The displacement of an object in SHM is given by y(t) = (7.0 cm)sin[(1.58 rad/s)t]. What is the frequency of the oscillations?
1
The frequency of the oscillations can be determined from the angular frequency, which is given by:
ω = 1.58 rad/s
The frequency is then given by:
f = ω/2π
Substituting the value of ω, we get:
f = 1.58/2π ≈ 0.251 Hz
Therefore, the frequency of the oscillations is approximately 0.251 Hz.
To find the frequency of the oscillations in Simple Harmonic Motion (SHM), we need to recall the formula for the displacement of an object in SHM, which is given by:
y(t) = A * sin(ωt)
Where:
- y(t) is the displacement of the object at time t,
- A is the amplitude of the oscillations (in this case, 7.0 cm), and
- ω is the angular frequency of the oscillations.
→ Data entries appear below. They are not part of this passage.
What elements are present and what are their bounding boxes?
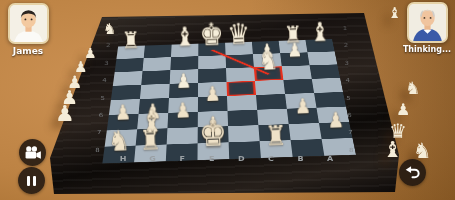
undo-button[interactable] — [399, 159, 426, 186]
rank-label-8: 8 — [347, 147, 355, 153]
rank-label-7: 7 — [346, 129, 354, 135]
captured-left-knight-0: ♞ — [103, 22, 116, 37]
piece-black-pawn-e5[interactable]: ♟ — [196, 83, 229, 104]
piece-black-rook-c8[interactable]: ♜ — [258, 121, 293, 149]
player-card-left: James — [0, 3, 58, 56]
file-label-F: F — [174, 156, 190, 163]
captured-right-knight-2: ♞ — [405, 80, 420, 97]
piece-black-pawn-f6[interactable]: ♟ — [166, 99, 199, 121]
rank-label-6: 6 — [346, 112, 354, 118]
rank-label-5: 5 — [345, 94, 353, 100]
rank-label-5: 5 — [99, 94, 107, 100]
player-avatar-cpu — [407, 2, 448, 43]
rank-label-7: 7 — [95, 129, 103, 135]
board-plane: ♜♝♚♛♜♝♞♟♟♟♞♜♚♜♝♟♟♟♟♟♟♟ — [102, 39, 356, 164]
undo-arrow-icon — [404, 164, 421, 181]
piece-black-pawn-b6[interactable]: ♟ — [286, 95, 319, 117]
file-label-B: B — [293, 156, 309, 163]
rank-label-3: 3 — [102, 60, 110, 66]
rank-label-2: 2 — [104, 42, 112, 48]
piece-black-king-e8[interactable]: ♚ — [195, 115, 230, 152]
piece-white-knight-c3[interactable]: ♞ — [252, 48, 284, 74]
camera-button[interactable] — [19, 139, 46, 166]
rank-label-4: 4 — [101, 77, 109, 83]
piece-black-knight-h8[interactable]: ♞ — [101, 126, 136, 155]
file-label-D: D — [233, 156, 249, 163]
avatar-older-man-blue-shirt — [409, 4, 446, 41]
file-label-C: C — [263, 156, 279, 163]
captured-right-bishop-5: ♝ — [383, 139, 403, 161]
avatar-man-dark-hair — [10, 5, 47, 42]
captured-right-pawn-3: ♟ — [396, 102, 410, 118]
captured-left-pawn-5: ♟ — [55, 103, 75, 125]
file-label-A: A — [322, 156, 338, 163]
piece-white-king-e1[interactable]: ♚ — [196, 18, 227, 50]
piece-white-queen-d1[interactable]: ♛ — [223, 19, 253, 49]
rank-label-4: 4 — [344, 77, 352, 83]
piece-white-pawn-f4[interactable]: ♟ — [167, 70, 199, 91]
player-name-left: James — [0, 46, 58, 56]
pause-button[interactable] — [18, 167, 45, 194]
piece-white-rook-h1[interactable]: ♜ — [115, 28, 145, 52]
opponent-status: Thinking... — [397, 45, 455, 54]
chess-app-screen: ♜♝♚♛♜♝♞♟♟♟♞♜♚♜♝♟♟♟♟♟♟♟ HGFEDCBA112233445… — [0, 0, 455, 200]
video-camera-icon — [24, 146, 42, 160]
rank-label-3: 3 — [343, 60, 351, 66]
pieces-layer: ♜♝♚♛♜♝♞♟♟♟♞♜♚♜♝♟♟♟♟♟♟♟ — [102, 39, 356, 164]
piece-black-rook-g8[interactable]: ♜ — [133, 126, 168, 154]
file-label-G: G — [145, 156, 161, 163]
file-label-E: E — [204, 156, 220, 163]
rank-label-2: 2 — [342, 42, 350, 48]
player-avatar-james — [8, 3, 49, 44]
rank-label-6: 6 — [97, 112, 105, 118]
rank-label-8: 8 — [93, 147, 101, 153]
pause-icon — [27, 176, 36, 186]
player-card-right: Thinking... — [397, 2, 455, 54]
file-label-H: H — [115, 156, 131, 163]
piece-white-bishop-f1[interactable]: ♝ — [169, 24, 199, 51]
rank-label-1: 1 — [341, 25, 349, 31]
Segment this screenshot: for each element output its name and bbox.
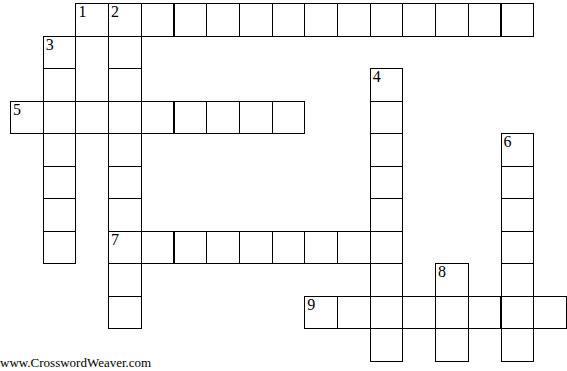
cell-r4c11[interactable] <box>370 133 404 167</box>
cell-r7c10[interactable] <box>337 231 371 265</box>
cell-r10c13[interactable] <box>435 328 469 362</box>
cell-r2c11[interactable]: 4 <box>370 68 404 102</box>
cell-r10c15[interactable] <box>501 328 535 362</box>
cell-r7c9[interactable] <box>304 231 338 265</box>
cell-r4c15[interactable]: 6 <box>501 133 535 167</box>
cell-r0c12[interactable] <box>402 3 436 37</box>
cell-r9c16[interactable] <box>533 296 567 330</box>
clue-number-9: 9 <box>307 296 315 314</box>
cell-r6c15[interactable] <box>501 198 535 232</box>
cell-r9c14[interactable] <box>468 296 502 330</box>
cell-r0c4[interactable] <box>141 3 175 37</box>
cell-r7c7[interactable] <box>239 231 273 265</box>
clue-number-1: 1 <box>78 3 86 21</box>
cell-r0c8[interactable] <box>272 3 306 37</box>
site-credit-text: www.CrosswordWeaver.com <box>0 355 151 371</box>
cell-r7c11[interactable] <box>370 231 404 265</box>
clue-number-2: 2 <box>111 3 119 21</box>
cell-r5c3[interactable] <box>108 166 142 200</box>
cell-r0c7[interactable] <box>239 3 273 37</box>
cell-r0c10[interactable] <box>337 3 371 37</box>
cell-r9c11[interactable] <box>370 296 404 330</box>
clue-number-7: 7 <box>111 231 119 249</box>
cell-r1c1[interactable]: 3 <box>43 36 77 70</box>
clue-number-8: 8 <box>438 263 446 281</box>
crossword-board: 123456789 <box>0 0 567 371</box>
cell-r7c8[interactable] <box>272 231 306 265</box>
cell-r5c15[interactable] <box>501 166 535 200</box>
clue-number-5: 5 <box>13 101 21 119</box>
cell-r0c9[interactable] <box>304 3 338 37</box>
cell-r7c4[interactable] <box>141 231 175 265</box>
cell-r3c6[interactable] <box>206 101 240 135</box>
cell-r9c10[interactable] <box>337 296 371 330</box>
cell-r0c2[interactable]: 1 <box>75 3 109 37</box>
cell-r0c11[interactable] <box>370 3 404 37</box>
clue-number-3: 3 <box>46 36 54 54</box>
cell-r8c13[interactable]: 8 <box>435 263 469 297</box>
cell-r3c1[interactable] <box>43 101 77 135</box>
crossword-page: 123456789 www.CrosswordWeaver.com <box>0 0 567 371</box>
cell-r9c12[interactable] <box>402 296 436 330</box>
cell-r10c11[interactable] <box>370 328 404 362</box>
cell-r0c13[interactable] <box>435 3 469 37</box>
clue-number-6: 6 <box>504 133 512 151</box>
cell-r3c3[interactable] <box>108 101 142 135</box>
cell-r3c5[interactable] <box>174 101 208 135</box>
cell-r0c5[interactable] <box>174 3 208 37</box>
cell-r5c1[interactable] <box>43 166 77 200</box>
cell-r9c13[interactable] <box>435 296 469 330</box>
cell-r8c15[interactable] <box>501 263 535 297</box>
cell-r9c3[interactable] <box>108 296 142 330</box>
cell-r6c11[interactable] <box>370 198 404 232</box>
cell-r1c3[interactable] <box>108 36 142 70</box>
cell-r2c1[interactable] <box>43 68 77 102</box>
cell-r0c15[interactable] <box>501 3 535 37</box>
cell-r0c6[interactable] <box>206 3 240 37</box>
cell-r1c2[interactable] <box>75 36 109 102</box>
cell-r3c8[interactable] <box>272 101 306 135</box>
cell-r7c15[interactable] <box>501 231 535 265</box>
cell-r7c1[interactable] <box>43 231 77 265</box>
cell-r9c9[interactable]: 9 <box>304 296 338 330</box>
cell-r7c5[interactable] <box>174 231 208 265</box>
cell-r3c7[interactable] <box>239 101 273 135</box>
cell-r0c3[interactable]: 2 <box>108 3 142 37</box>
cell-r8c3[interactable] <box>108 263 142 297</box>
cell-r3c2[interactable] <box>75 101 109 135</box>
cell-r9c15[interactable] <box>501 296 535 330</box>
cell-r3c4[interactable] <box>141 101 175 135</box>
clue-number-4: 4 <box>373 68 381 86</box>
cell-r3c0[interactable]: 5 <box>10 101 44 135</box>
cell-r2c3[interactable] <box>108 68 142 102</box>
cell-r3c11[interactable] <box>370 101 404 135</box>
cell-r4c1[interactable] <box>43 133 77 167</box>
cell-r8c11[interactable] <box>370 263 404 297</box>
cell-r7c3[interactable]: 7 <box>108 231 142 265</box>
cell-r4c3[interactable] <box>108 133 142 167</box>
cell-r7c6[interactable] <box>206 231 240 265</box>
cell-r6c3[interactable] <box>108 198 142 232</box>
cell-r0c14[interactable] <box>468 3 502 37</box>
cell-r5c11[interactable] <box>370 166 404 200</box>
cell-r6c1[interactable] <box>43 198 77 232</box>
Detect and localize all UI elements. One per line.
We can see that the angular frequency ω is given by the coefficient in front of t inside the sine function.
Therefore, in the given equation y(t) = (7.0 cm) * sin[(1.58 rad/s)t], the angular frequency is 1.58 rad/s.
Now, to find the frequency of the oscillations, we can use the relationship between angular frequency (ω) and frequency (f):
ω = 2πf
Rearranging this equation to solve for f, we have:
f = ω / (2π)
Plugging in the given angular frequency, we can calculate the frequency of the oscillations as follows:
f = 1.58 rad/s / (2π) ≈ 0.251 Hz
Therefore, the frequency of the oscillations is approximately 0.251 Hz.